●冬の到来を知らせる地産地消の野菜
小学校給食で提供される12月の「さわにわん」、1月の「みずなのじゃこに」には、「こうべ旬菜」の神戸産みずなを使用します。みずなは、神戸市の学校給食における地産地消率が最も高い野菜です(平成30年度97.8%)。神戸市では西区を中心に生産されており、「こうべ旬菜」としての西区の出荷量は年間350t。俳句で初春の季語として用いられるように、かつては冬が旬の野菜でしたが、近年はハウス栽培により一年を通じて流通します。冬場は鍋需要もあり出荷が多くなる時期で、今がまさに収穫のピークを迎えています。
江戸時代初頭から京都で栽培が始まったとされており、関西では古くからなじみのある野菜ですが、関東エリアで認知されるようになったのは2000年代に入ってからなのだそう。葉は柔らかく、茎は細いがシャキシャキと歯切れよく、さっぱりとした味。繊細で保存があまり効かないため、みずなをおいしくいただくには、鮮度のよい地元産がおすすめです。ビタミン、カロテンなど栄養が豊富です。
●地域の支えで実現した新規就農
西区伊川谷町でみずなを栽培をしている秋定さんは、5年前に新規就農した若手生産者です。就農する前は会社勤めをされていました。農家を営む親戚の手伝いを経て、現在、ハウス12棟を保有。出荷の関係で朝は4時頃から出かけるなど、会社員時代とはまるで違う生活スタイルですが、今は自分がやりたいもの(野菜)を作ることができ、楽しさとやりがいを感じています。またここ伊川谷町には、相談に乗ってくれる人や助けてくれる人がいたお蔭で、今までやってこられたそうです。

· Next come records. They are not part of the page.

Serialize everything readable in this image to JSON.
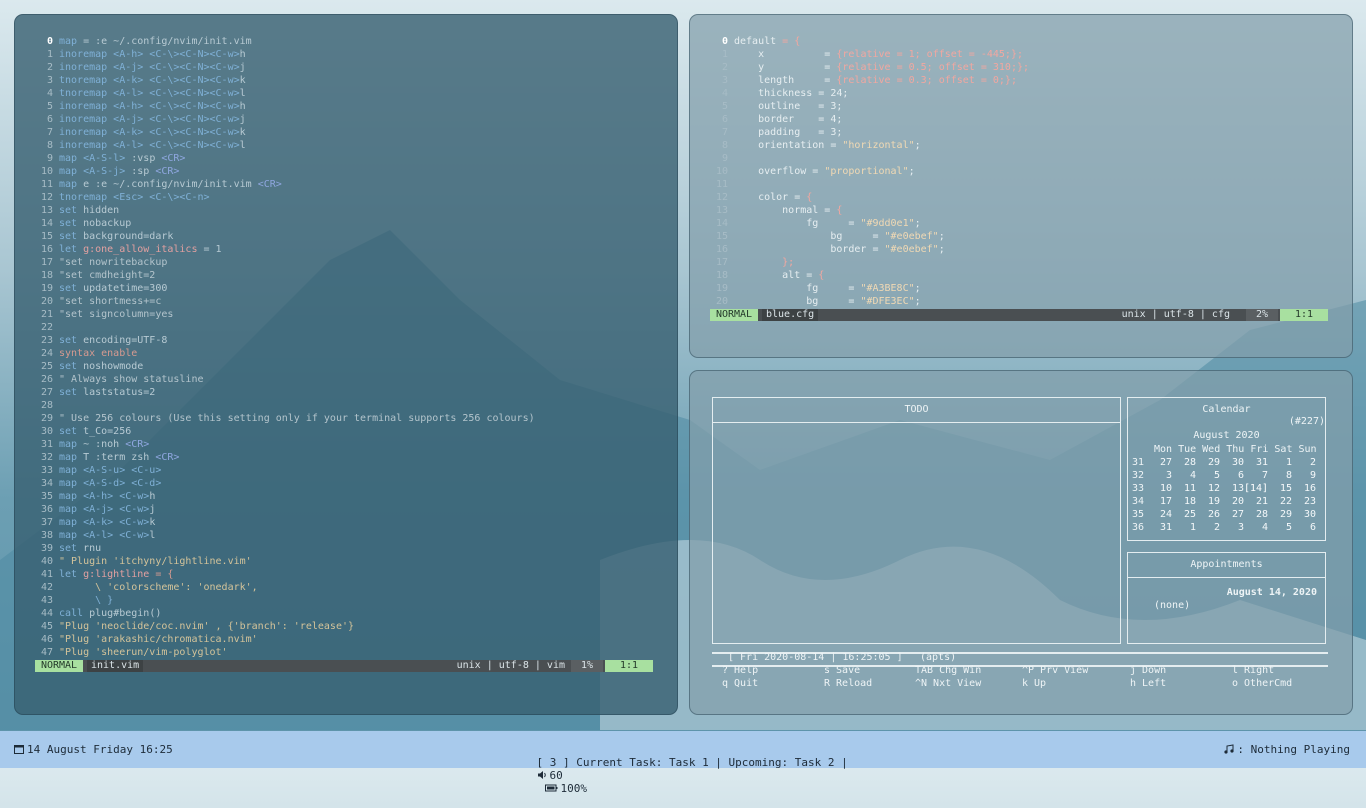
{
  "left": {
    "lines": [
      [
        {
          "t": "map",
          "c": "k"
        },
        {
          "t": " = :e ~/.config/nvim/init.vim",
          "c": "ct"
        }
      ],
      [
        {
          "t": "inoremap <A-h> <C-\\><C-N><C-w>",
          "c": "k"
        },
        {
          "t": "h",
          "c": "ct"
        }
      ],
      [
        {
          "t": "inoremap <A-j> <C-\\><C-N><C-w>",
          "c": "k"
        },
        {
          "t": "j",
          "c": "ct"
        }
      ],
      [
        {
          "t": "tnoremap <A-k> <C-\\><C-N><C-w>",
          "c": "k"
        },
        {
          "t": "k",
          "c": "ct"
        }
      ],
      [
        {
          "t": "tnoremap <A-l> <C-\\><C-N><C-w>",
          "c": "k"
        },
        {
          "t": "l",
          "c": "ct"
        }
      ],
      [
        {
          "t": "inoremap <A-h> <C-\\><C-N><C-w>",
          "c": "k"
        },
        {
          "t": "h",
          "c": "ct"
        }
      ],
      [
        {
          "t": "inoremap <A-j> <C-\\><C-N><C-w>",
          "c": "k"
        },
        {
          "t": "j",
          "c": "ct"
        }
      ],
      [
        {
          "t": "inoremap <A-k> <C-\\><C-N><C-w>",
          "c": "k"
        },
        {
          "t": "k",
          "c": "ct"
        }
      ],
      [
        {
          "t": "inoremap <A-l> <C-\\><C-N><C-w>",
          "c": "k"
        },
        {
          "t": "l",
          "c": "ct"
        }
      ],
      [
        {
          "t": "map <A-S-l>",
          "c": "k"
        },
        {
          "t": " :vsp ",
          "c": "ct"
        },
        {
          "t": "<CR>",
          "c": "m"
        }
      ],
      [
        {
          "t": "map <A-S-j>",
          "c": "k"
        },
        {
          "t": " :sp ",
          "c": "ct"
        },
        {
          "t": "<CR>",
          "c": "m"
        }
      ],
      [
        {
          "t": "map",
          "c": "k"
        },
        {
          "t": " e :e ~/.config/nvim/init.vim ",
          "c": "ct"
        },
        {
          "t": "<CR>",
          "c": "m"
        }
      ],
      [
        {
          "t": "tnoremap <Esc> <C-\\><C-n>",
          "c": "k"
        }
      ],
      [
        {
          "t": "set",
          "c": "k"
        },
        {
          "t": " hidden",
          "c": "ct"
        }
      ],
      [
        {
          "t": "set",
          "c": "k"
        },
        {
          "t": " nobackup",
          "c": "ct"
        }
      ],
      [
        {
          "t": "set",
          "c": "k"
        },
        {
          "t": " background=dark",
          "c": "ct"
        }
      ],
      [
        {
          "t": "let",
          "c": "k"
        },
        {
          "t": " g:one_allow_italics",
          "c": "n"
        },
        {
          "t": " = 1",
          "c": "ct"
        }
      ],
      [
        {
          "t": "\"set nowritebackup",
          "c": "c"
        }
      ],
      [
        {
          "t": "\"set cmdheight=2",
          "c": "c"
        }
      ],
      [
        {
          "t": "set",
          "c": "k"
        },
        {
          "t": " updatetime=300",
          "c": "ct"
        }
      ],
      [
        {
          "t": "\"set shortmess+=c",
          "c": "c"
        }
      ],
      [
        {
          "t": "\"set signcolumn=yes",
          "c": "c"
        }
      ],
      [
        {
          "t": "",
          "c": "ct"
        }
      ],
      [
        {
          "t": "set",
          "c": "k"
        },
        {
          "t": " encoding=UTF-8",
          "c": "ct"
        }
      ],
      [
        {
          "t": "syntax",
          "c": "o"
        },
        {
          "t": " enable",
          "c": "o"
        }
      ],
      [
        {
          "t": "set",
          "c": "k"
        },
        {
          "t": " noshowmode",
          "c": "ct"
        }
      ],
      [
        {
          "t": "\" Always show statusline",
          "c": "c"
        }
      ],
      [
        {
          "t": "set",
          "c": "k"
        },
        {
          "t": " laststatus=2",
          "c": "ct"
        }
      ],
      [
        {
          "t": "",
          "c": "ct"
        }
      ],
      [
        {
          "t": "\" Use 256 colours (Use this setting only if your terminal supports 256 colours)",
          "c": "c"
        }
      ],
      [
        {
          "t": "set",
          "c": "k"
        },
        {
          "t": " t_Co=256",
          "c": "ct"
        }
      ],
      [
        {
          "t": "map",
          "c": "k"
        },
        {
          "t": " ~ :noh ",
          "c": "ct"
        },
        {
          "t": "<CR>",
          "c": "m"
        }
      ],
      [
        {
          "t": "map",
          "c": "k"
        },
        {
          "t": " T :term zsh ",
          "c": "ct"
        },
        {
          "t": "<CR>",
          "c": "m"
        }
      ],
      [
        {
          "t": "map <A-S-u> <C-u>",
          "c": "k"
        }
      ],
      [
        {
          "t": "map <A-S-d> <C-d>",
          "c": "k"
        }
      ],
      [
        {
          "t": "map <A-h> <C-w>",
          "c": "k"
        },
        {
          "t": "h",
          "c": "ct"
        }
      ],
      [
        {
          "t": "map <A-j> <C-w>",
          "c": "k"
        },
        {
          "t": "j",
          "c": "ct"
        }
      ],
      [
        {
          "t": "map <A-k> <C-w>",
          "c": "k"
        },
        {
          "t": "k",
          "c": "ct"
        }
      ],
      [
        {
          "t": "map <A-l> <C-w>",
          "c": "k"
        },
        {
          "t": "l",
          "c": "ct"
        }
      ],
      [
        {
          "t": "set",
          "c": "k"
        },
        {
          "t": " rnu",
          "c": "ct"
        }
      ],
      [
        {
          "t": "\" Plugin 'itchyny/lightline.vim'",
          "c": "s"
        }
      ],
      [
        {
          "t": "let",
          "c": "k"
        },
        {
          "t": " g:lightline",
          "c": "n"
        },
        {
          "t": " = {",
          "c": "o"
        }
      ],
      [
        {
          "t": "      \\ 'colorscheme': 'onedark',",
          "c": "s"
        }
      ],
      [
        {
          "t": "      \\ }",
          "c": "k"
        }
      ],
      [
        {
          "t": "call",
          "c": "k"
        },
        {
          "t": " plug#begin()",
          "c": "ct"
        }
      ],
      [
        {
          "t": "\"Plug 'neoclide/coc.nvim' , {'branch': 'release'}",
          "c": "s"
        }
      ],
      [
        {
          "t": "\"Plug 'arakashic/chromatica.nvim'",
          "c": "s"
        }
      ],
      [
        {
          "t": "\"Plug 'sheerun/vim-polyglot'",
          "c": "s"
        }
      ]
    ],
    "status": {
      "mode": "NORMAL",
      "file": "init.vim",
      "info": "unix | utf-8 | vim",
      "pct": "1%",
      "pos": "1:1"
    }
  },
  "topright": {
    "lines": [
      [
        {
          "t": "default",
          "c": "cfgtext"
        },
        {
          "t": " = {",
          "c": "cfgpunc"
        }
      ],
      [
        {
          "t": "    x          = ",
          "c": "cfgtext"
        },
        {
          "t": "{relative = 1; offset = -445;};",
          "c": "cfgpunc"
        }
      ],
      [
        {
          "t": "    y          = ",
          "c": "cfgtext"
        },
        {
          "t": "{relative = 0.5; offset = 310;};",
          "c": "cfgpunc"
        }
      ],
      [
        {
          "t": "    length     = ",
          "c": "cfgtext"
        },
        {
          "t": "{relative = 0.3; offset = 0;};",
          "c": "cfgpunc"
        }
      ],
      [
        {
          "t": "    thickness = 24;",
          "c": "cfgtext"
        }
      ],
      [
        {
          "t": "    outline   = 3;",
          "c": "cfgtext"
        }
      ],
      [
        {
          "t": "    border    = 4;",
          "c": "cfgtext"
        }
      ],
      [
        {
          "t": "    padding   = 3;",
          "c": "cfgtext"
        }
      ],
      [
        {
          "t": "    orientation = ",
          "c": "cfgtext"
        },
        {
          "t": "\"horizontal\"",
          "c": "cfgstr"
        },
        {
          "t": ";",
          "c": "cfgtext"
        }
      ],
      [
        {
          "t": "",
          "c": "cfgtext"
        }
      ],
      [
        {
          "t": "    overflow = ",
          "c": "cfgtext"
        },
        {
          "t": "\"proportional\"",
          "c": "cfgstr"
        },
        {
          "t": ";",
          "c": "cfgtext"
        }
      ],
      [
        {
          "t": "",
          "c": "cfgtext"
        }
      ],
      [
        {
          "t": "    color = ",
          "c": "cfgtext"
        },
        {
          "t": "{",
          "c": "cfgpunc"
        }
      ],
      [
        {
          "t": "        normal = ",
          "c": "cfgtext"
        },
        {
          "t": "{",
          "c": "cfgpunc"
        }
      ],
      [
        {
          "t": "            fg     = ",
          "c": "cfgtext"
        },
        {
          "t": "\"#9dd0e1\"",
          "c": "cfgstr"
        },
        {
          "t": ";",
          "c": "cfgtext"
        }
      ],
      [
        {
          "t": "                bg     = ",
          "c": "cfgtext"
        },
        {
          "t": "\"#e0ebef\"",
          "c": "cfgstr"
        },
        {
          "t": ";",
          "c": "cfgtext"
        }
      ],
      [
        {
          "t": "                border = ",
          "c": "cfgtext"
        },
        {
          "t": "\"#e0ebef\"",
          "c": "cfgstr"
        },
        {
          "t": ";",
          "c": "cfgtext"
        }
      ],
      [
        {
          "t": "        };",
          "c": "cfgpunc"
        }
      ],
      [
        {
          "t": "        alt = ",
          "c": "cfgtext"
        },
        {
          "t": "{",
          "c": "cfgpunc"
        }
      ],
      [
        {
          "t": "            fg     = ",
          "c": "cfgtext"
        },
        {
          "t": "\"#A3BE8C\"",
          "c": "cfgstr"
        },
        {
          "t": ";",
          "c": "cfgtext"
        }
      ],
      [
        {
          "t": "            bg     = ",
          "c": "cfgtext"
        },
        {
          "t": "\"#DFE3EC\"",
          "c": "cfgstr"
        },
        {
          "t": ";",
          "c": "cfgtext"
        }
      ]
    ],
    "status": {
      "mode": "NORMAL",
      "file": "blue.cfg",
      "info": "unix | utf-8 | cfg",
      "pct": "2%",
      "pos": "1:1"
    }
  },
  "calcurse": {
    "todo_title": "TODO",
    "cal_title": "Calendar",
    "cal_tag": "(#227)",
    "month": "August 2020",
    "weekdays": "Mon Tue Wed Thu Fri Sat Sun",
    "weeks": [
      {
        "wk": "31",
        "days": [
          "27",
          "28",
          "29",
          "30",
          "31",
          "1",
          "2"
        ]
      },
      {
        "wk": "32",
        "days": [
          "3",
          "4",
          "5",
          "6",
          "7",
          "8",
          "9"
        ]
      },
      {
        "wk": "33",
        "days": [
          "10",
          "11",
          "12",
          "13",
          "[14]",
          "15",
          "16"
        ]
      },
      {
        "wk": "34",
        "days": [
          "17",
          "18",
          "19",
          "20",
          "21",
          "22",
          "23"
        ]
      },
      {
        "wk": "35",
        "days": [
          "24",
          "25",
          "26",
          "27",
          "28",
          "29",
          "30"
        ]
      },
      {
        "wk": "36",
        "days": [
          "31",
          "1",
          "2",
          "3",
          "4",
          "5",
          "6"
        ]
      }
    ],
    "appt_title": "Appointments",
    "appt_date": "August 14, 2020",
    "appt_none": "(none)",
    "status_line": "[ Fri 2020-08-14 | 16:25:05 ]",
    "status_tag": "(apts)",
    "keys": [
      [
        "? Help",
        "s Save",
        "TAB Chg Win",
        "^P Prv View",
        "j Down",
        "l Right"
      ],
      [
        "q Quit",
        "R Reload",
        "^N Nxt View",
        "k Up",
        "h Left",
        "o OtherCmd"
      ]
    ]
  },
  "taskbar": {
    "date": "14 August Friday 16:25",
    "tasks": "[ 3 ] Current Task: Task 1 | Upcoming: Task 2 |",
    "volume": "60",
    "battery": "100%",
    "music": ": Nothing Playing"
  }
}
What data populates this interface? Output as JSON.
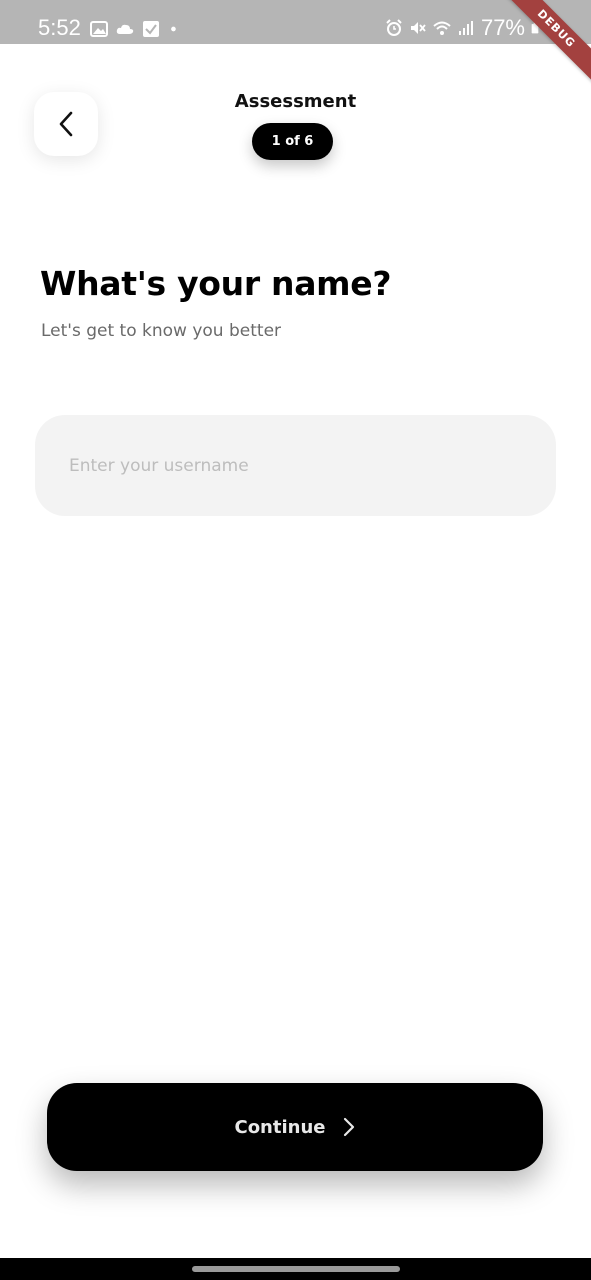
{
  "status_bar": {
    "time": "5:52",
    "battery": "77%",
    "left_icons": [
      "image-icon",
      "cloud-icon",
      "checkbox-icon",
      "dot-icon"
    ],
    "right_icons": [
      "alarm-icon",
      "mute-icon",
      "wifi-icon",
      "signal-icon",
      "battery-icon"
    ]
  },
  "debug_banner": "DEBUG",
  "header": {
    "title": "Assessment",
    "step": "1 of 6"
  },
  "question": {
    "title": "What's your name?",
    "subtitle": "Let's get to know you better"
  },
  "username_input": {
    "value": "",
    "placeholder": "Enter your username"
  },
  "continue_button": {
    "label": "Continue"
  },
  "colors": {
    "primary": "#000000",
    "background": "#ffffff",
    "input_bg": "#f3f3f3",
    "status_bar": "#b5b5b5",
    "debug": "#a3413f"
  }
}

秋定さんは、「常に『よりいいものを作りたい』という思いでやっています。まだまだ先輩の背中を追いかける毎日ですけどね」と話します。みずなの他にもこまつな、ほうれんそう、きくなを手掛け、日々、水の管理を調整するなどして、より高品質な葉物野菜を作れるよう努力しています。
つくる人代表
秋定さんは昨年まで3年間、伊川谷中学校のPTA会長を務めました。その間、同中学で学校給食がスタート。会長として、実施に直接関わる機会はなかったそうですが、子どもたちが自分のつくった野菜を食べるかもしれないと考えるにつけ、よりよい給食であってほしいと思うようになりました。このことはもちろん「いい野菜を作りたい」という思いを強くしています。
秋定さんが副会長を務めるJA兵庫六甲の「こうべ旬菜部会 伊川軟弱野菜部会」は、60人を超す大所帯。勉強会や講習会を開くなどして、日々、野菜のさらなる安全性や品質の向上に努めています。